São Paulo, segunda-feira, 16 de dezembro de 1996
Texto Anterior | Próximo Texto | Índice

Agências do interior

HELCIO EMERICH

Lá como cá é dura a vida de uma pequena agência de propaganda. Se numa cidade brasileira como Ribeirão Preto há mais de cem agências disputando as minguadas verbas dos anunciantes locais, imagine o nível de competição no mercado publicitário do interior dos Estados Unidos.
Pois foi em Sacramento que a dupla Marsha Coupé e David Shiomoto resolveram abrir o seu próprio negócio. Ela profissional de planejamento e ele diretor de criação. Sacramento (como Ribeirão Preto) não é nenhuma aldeia e sim a capital do Estado da Califórnia, um dos mais ricos da América. Mas está ainda algo distante dos tentáculos dos megagrupos de comunicação dos EUA e isso animou Marsha e David a iniciar sua maratona pela conquista de clientes na região.
Tenho alguma experiência no trato com anunciantes do interior de vários Estados do Brasil e, ao ler a história da Coupé & Co., publicada num caderno de negócios de um jornal da Califórnia, não foi difícil perceber que aqui e lá existem mais semelhanças do que diferenças no relacionamento entre pequenas agências e pequenos clientes.
Marsha lembra o caráter missionário de quase todos os seus primeiros contatos com os "prospects", na tentativa de convencê-los a abandonar posturas conservadoras e provincianas em favor de campanhas mais ousadas.
Por não abrir mão da criatividade, a Coupé multiplicava os atritos no relacionamento com seus clientes. Desde logo era preciso deixar claro para o anunciante que ele não tinha que se envolver no processo criativo da agência nem "ajudar" na redação de títulos e textos.
Para a empresa de casas pré-fabricadas Calton Home, que insistia que seu comercial deveria ter o surrado clichê de uma família tradicional posando feliz em frente ao novo lar e dizendo "Nós amamos nossa casa Calton", a agência conseguiu vender um filme em que apenas um cãozinho "falava" da sua satisfação por comer na nova cozinha ou brincar nos amplos quartos e corredores da casa. Foi uma briga para aprovar, mas o comercial deu "recall" de 70%, um recorde para anunciantes da região.
A própria maneira de a agência prospectar novos clientes gerou polêmica em Sacramento. Seu portfólio descrevia a dupla Marsha e David como "gênios do marketing e da comunicação, com o apetite de um lenhador, o faro de um detetive, o entusiasmo de um pregador pentecostal e as qualidades de liderança de um Charles de Gaulle". Um shopping center da cidade limitou-se a devolver o folheto com uma anotação na capa: "Não estamos interessados nisso."
A aprovação de orçamentos para a produção de comerciais e anúncios foi outra batalha enfrentada pelos gladiadores da Coupé.
Condicionados pelo tamanho e pela limitada ambição dos seus negócios, os anunciantes da região ainda teimavam em avaliar os custos da propaganda sob a ótica da despesa e não do investimento.
Resistindo à idéia de que uma peça publicitária mais elaborada e mais cara pode significar um ganho várias vezes maior de atenção e interesse por parte dos consumidores, eles preferiam comprimir ao máximo os custos de produção, acabando por nivelar por baixo a qualidade da sua comunicação. Se você é publicitário do interior do Brasil, tenho certeza que já viu esse filme.

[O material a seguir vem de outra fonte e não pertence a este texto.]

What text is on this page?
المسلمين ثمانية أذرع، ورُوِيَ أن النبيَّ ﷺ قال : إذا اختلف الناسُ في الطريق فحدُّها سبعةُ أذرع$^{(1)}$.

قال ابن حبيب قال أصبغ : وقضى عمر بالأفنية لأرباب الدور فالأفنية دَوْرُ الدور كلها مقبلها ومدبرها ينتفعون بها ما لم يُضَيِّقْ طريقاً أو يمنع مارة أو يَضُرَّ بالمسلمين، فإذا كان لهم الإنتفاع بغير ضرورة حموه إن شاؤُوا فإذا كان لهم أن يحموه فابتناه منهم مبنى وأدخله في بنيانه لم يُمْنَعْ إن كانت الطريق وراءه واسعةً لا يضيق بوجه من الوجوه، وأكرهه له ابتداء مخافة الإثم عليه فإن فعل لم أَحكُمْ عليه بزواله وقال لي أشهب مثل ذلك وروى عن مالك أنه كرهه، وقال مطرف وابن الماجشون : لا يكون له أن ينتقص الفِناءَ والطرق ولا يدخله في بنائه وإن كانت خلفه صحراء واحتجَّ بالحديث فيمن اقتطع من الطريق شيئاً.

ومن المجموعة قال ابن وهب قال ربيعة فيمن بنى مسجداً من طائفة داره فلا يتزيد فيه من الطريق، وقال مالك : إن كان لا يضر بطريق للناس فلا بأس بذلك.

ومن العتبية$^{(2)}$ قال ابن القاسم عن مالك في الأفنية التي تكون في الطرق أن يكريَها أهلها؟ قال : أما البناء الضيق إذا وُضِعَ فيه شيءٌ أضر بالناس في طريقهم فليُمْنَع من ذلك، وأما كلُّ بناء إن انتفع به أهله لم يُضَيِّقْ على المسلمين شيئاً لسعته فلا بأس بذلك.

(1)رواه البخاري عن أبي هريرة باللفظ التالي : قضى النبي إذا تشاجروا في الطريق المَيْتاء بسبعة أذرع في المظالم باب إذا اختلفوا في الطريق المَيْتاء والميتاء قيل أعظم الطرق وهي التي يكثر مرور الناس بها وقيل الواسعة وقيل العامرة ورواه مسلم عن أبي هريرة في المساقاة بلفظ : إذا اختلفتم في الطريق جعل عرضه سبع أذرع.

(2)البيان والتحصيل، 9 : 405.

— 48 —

Texto Anterior: Câmara de conciliação é criada pela Federação do Comércio
Próximo Texto: Crescem incentivos para novas produções culturais
Índice


Clique aqui para deixar comentários e sugestões para o ombudsman.


Copyright Empresa Folha da Manhã S/A. Todos os direitos reservados. É proibida a reprodução do conteúdo desta página em qualquer meio de comunicação, eletrônico ou impresso, sem autorização escrita da Folhapress.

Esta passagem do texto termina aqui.